Partij van de Arbeid
Den Haag, 2 november 2010
Vragen van het lid Recourt (PvdA) aan de minister van Veiligheid en Justitie
over een uitspraak van het Europees Hof voor de Rechten van de Mens over de aanwezigheid van een advocaat bij het verhoor
1. Kent u de uitspraak in de zaak Brusco v. France van het Europees Hof voor de Rechten van de Mens (14 oktober 2010)?{1} en het artikel "Advocaat mag altijd bij verhoor"{2}
2. Kan de zinsnede "La Cour rappelle également que la personne placée en garde à vue a le droit d'être assistée d'un avocat dès le début de cette mesure ainsi que pendant les interrogatoires, et ce a fortiori lorsqu'elle n'a pas été informée par les autorités de son droit de se taire'" (cursivering toegevoegd) zo worden uitgelegd dat er ook tijdens het verhoor een recht op aanwezigheid van een advocaat bestaat? Zo ja, wat betekent dit voor de Nederlandse praktijk met betrekking tot de aanwezigheid van een advocaat voorafgaande en tijdens het verhoor? Zo nee, waarom niet en hoe moet die passage dan wel worden gelezen en uitgelegd?

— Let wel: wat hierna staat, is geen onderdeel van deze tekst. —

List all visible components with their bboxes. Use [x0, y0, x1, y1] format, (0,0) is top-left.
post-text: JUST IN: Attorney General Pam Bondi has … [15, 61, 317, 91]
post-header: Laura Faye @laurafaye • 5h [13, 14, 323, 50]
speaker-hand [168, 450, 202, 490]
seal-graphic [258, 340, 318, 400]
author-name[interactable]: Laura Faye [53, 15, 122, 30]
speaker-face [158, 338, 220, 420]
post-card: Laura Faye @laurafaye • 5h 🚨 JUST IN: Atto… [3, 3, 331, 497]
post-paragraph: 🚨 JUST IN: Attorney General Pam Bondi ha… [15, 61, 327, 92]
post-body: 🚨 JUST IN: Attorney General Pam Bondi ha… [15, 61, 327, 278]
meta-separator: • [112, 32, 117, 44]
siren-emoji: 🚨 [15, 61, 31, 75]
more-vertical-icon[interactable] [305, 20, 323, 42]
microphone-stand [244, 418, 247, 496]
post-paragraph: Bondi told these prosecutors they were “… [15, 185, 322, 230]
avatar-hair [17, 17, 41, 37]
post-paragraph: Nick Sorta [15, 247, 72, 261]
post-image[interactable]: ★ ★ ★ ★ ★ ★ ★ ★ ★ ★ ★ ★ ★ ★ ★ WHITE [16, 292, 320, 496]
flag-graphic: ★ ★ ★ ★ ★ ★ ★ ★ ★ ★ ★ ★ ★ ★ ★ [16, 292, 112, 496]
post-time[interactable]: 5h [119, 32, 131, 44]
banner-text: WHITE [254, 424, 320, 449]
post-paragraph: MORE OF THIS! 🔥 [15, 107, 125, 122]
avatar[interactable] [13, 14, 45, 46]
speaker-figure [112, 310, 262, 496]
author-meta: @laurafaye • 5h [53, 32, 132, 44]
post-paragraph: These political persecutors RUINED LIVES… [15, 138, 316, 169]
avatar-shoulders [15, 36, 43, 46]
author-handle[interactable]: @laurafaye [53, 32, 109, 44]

3. Deelt u de mening van de in het bovengenoemde artikel aangehaalde strafpleiter dat "Vanaf nu {...} verhoren waarbij dat niet gebeurt zelfs {kunnen} worden uitgesloten van het bewijs. Zaak voor politie en justitie om een en ander onmiddellijk te gaan regelen." Zo ja, hoe gaat u dit "onmiddellijk regelen" en is uitsluiting van bewijs de enige sanctie in het geval dat er geen advocaat bij het desbetreffende verhoor aanwezig was? Zo nee, waarom niet?